Dans l’exposition permanente, caméléon de Jackson, gecko, varan malais, scinque rugueux, tégu commun, iguane terrestre des Galápagos, lézard volant, basilic côtoient cistude d’Europe, tortue boîte, serpentine ou imbriquée. Un diorama évoquant les bords du lac Tanganyika met en scène un impressionnant crocodile du Nil. Si le cœlacanthe joue aux vedettes dans un nouvel aquarium, rareté de la pièce oblige, d’autres spécimens ont fait leur apparition. Des papa-poules que sont l’hippocampe et l’épinoche, à l’exocet qui s’essaye comme planeur en passant par la migration des anguilles, quelques secrets de la vie des poissons sont dévoilés.

Des naturalisations difficiles

Les spécimens naturalisés ne représentent qu’une infime partie de ces collections. La grande majorité est conservée en alcool : plus de 4 000 poissons, quelques 1 200 serpents, 1 600 lézards, 700 amphibiens et 90 tortues sont stockés dans les réserves du musée. Ils représentent un bel éventail de la diversité de ces groupes dans toutes les régions du monde avec quelques spécimens spectaculaires comme la salamandre géante du Japon.

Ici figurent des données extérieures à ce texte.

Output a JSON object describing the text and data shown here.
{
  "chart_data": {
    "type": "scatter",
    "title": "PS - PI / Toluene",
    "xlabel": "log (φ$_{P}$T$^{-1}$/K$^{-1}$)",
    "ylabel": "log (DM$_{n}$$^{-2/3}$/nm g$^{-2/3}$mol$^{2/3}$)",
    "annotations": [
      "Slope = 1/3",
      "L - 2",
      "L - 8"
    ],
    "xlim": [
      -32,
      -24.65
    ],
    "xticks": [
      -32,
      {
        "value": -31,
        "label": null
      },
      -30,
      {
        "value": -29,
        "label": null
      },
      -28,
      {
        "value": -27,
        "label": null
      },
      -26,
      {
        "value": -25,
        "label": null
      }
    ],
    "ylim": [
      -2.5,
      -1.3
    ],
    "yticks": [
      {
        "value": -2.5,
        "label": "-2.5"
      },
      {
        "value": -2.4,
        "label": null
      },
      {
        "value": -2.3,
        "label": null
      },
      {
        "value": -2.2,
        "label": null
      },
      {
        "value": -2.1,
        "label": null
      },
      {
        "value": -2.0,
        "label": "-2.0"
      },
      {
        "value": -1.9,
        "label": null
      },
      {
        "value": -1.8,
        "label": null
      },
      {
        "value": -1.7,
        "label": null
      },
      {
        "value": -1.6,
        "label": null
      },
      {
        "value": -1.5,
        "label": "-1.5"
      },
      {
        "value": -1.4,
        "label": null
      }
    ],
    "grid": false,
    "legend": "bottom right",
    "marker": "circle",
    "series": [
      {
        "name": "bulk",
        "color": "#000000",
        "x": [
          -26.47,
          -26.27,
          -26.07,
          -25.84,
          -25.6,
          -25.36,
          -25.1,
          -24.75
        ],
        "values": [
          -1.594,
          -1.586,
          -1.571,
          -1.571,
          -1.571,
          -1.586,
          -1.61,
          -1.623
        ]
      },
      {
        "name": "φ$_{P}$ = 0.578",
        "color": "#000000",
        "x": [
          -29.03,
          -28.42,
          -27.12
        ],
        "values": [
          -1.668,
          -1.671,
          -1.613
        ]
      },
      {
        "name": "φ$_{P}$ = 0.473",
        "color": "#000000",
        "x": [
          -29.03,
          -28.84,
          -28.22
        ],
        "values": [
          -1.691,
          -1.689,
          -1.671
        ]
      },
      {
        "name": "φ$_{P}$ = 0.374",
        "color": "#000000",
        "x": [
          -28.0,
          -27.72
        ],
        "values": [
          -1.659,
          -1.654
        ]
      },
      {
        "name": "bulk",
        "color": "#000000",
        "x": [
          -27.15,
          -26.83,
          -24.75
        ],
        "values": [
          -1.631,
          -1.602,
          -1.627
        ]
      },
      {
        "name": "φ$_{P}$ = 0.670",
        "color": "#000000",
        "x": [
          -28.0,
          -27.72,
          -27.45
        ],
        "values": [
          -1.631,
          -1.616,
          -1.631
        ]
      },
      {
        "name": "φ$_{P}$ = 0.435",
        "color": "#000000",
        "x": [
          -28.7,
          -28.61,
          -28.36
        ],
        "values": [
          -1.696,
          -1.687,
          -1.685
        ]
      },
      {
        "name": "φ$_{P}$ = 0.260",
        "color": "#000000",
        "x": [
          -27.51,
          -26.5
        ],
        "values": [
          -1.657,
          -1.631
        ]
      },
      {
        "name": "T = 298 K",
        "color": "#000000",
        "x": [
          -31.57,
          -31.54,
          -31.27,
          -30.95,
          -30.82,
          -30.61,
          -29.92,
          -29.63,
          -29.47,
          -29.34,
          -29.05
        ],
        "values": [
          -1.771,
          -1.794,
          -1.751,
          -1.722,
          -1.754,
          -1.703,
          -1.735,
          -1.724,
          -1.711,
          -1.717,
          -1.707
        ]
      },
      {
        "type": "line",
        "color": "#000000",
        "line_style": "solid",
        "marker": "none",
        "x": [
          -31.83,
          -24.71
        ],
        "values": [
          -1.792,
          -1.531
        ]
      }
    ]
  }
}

Ce mode de conservation a été privilégié, car la naturalisation s’avère dans beaucoup de cas complexe et difficile. Les amphibiens par exemple ont la peau trop fine et trop extensible pour cacher les défauts de la forme et réaliser des taxidermies fidèles à l’aspect du vivant. Chez les poissons, la peau est attachée au crâne. De plus, les couleurs disparaissent lors du tannage et il est nécessaire de recolorer les animaux, une tâche ardue si l’on veut que les couleurs ne semblent pas trop artificielles. Ces difficultés ne font que donner plus de valeur aux quelques deux cents spécimens de poissons parfaitement naturalisés.

Des collecteurs

Nombre de ces collections proviennent d’achats aux Comptoirs d’Histoire naturelle (Redemann, Frank, Speyer, Rolle, Schneider…). Le Dr. Sicard, médecin militaire, a pourvu le musée de plus de 250 spécimens de serpents, lézards et amphibiens provenant de Madagascar, du Maroc et de Tunisie collectés lors de ses affectations dans ces contrées.

Un nom revient beaucoup dans la collection de poissons, celui de Ludwig Döderlein, conservateur puis directeur du musée. Plus de 200 spécimens collectés au Japon dont pas moins de 33 spécimens types ont été ramenés par cet éminent zoologiste. Quelques amphibiens et serpents complètent cet ensemble.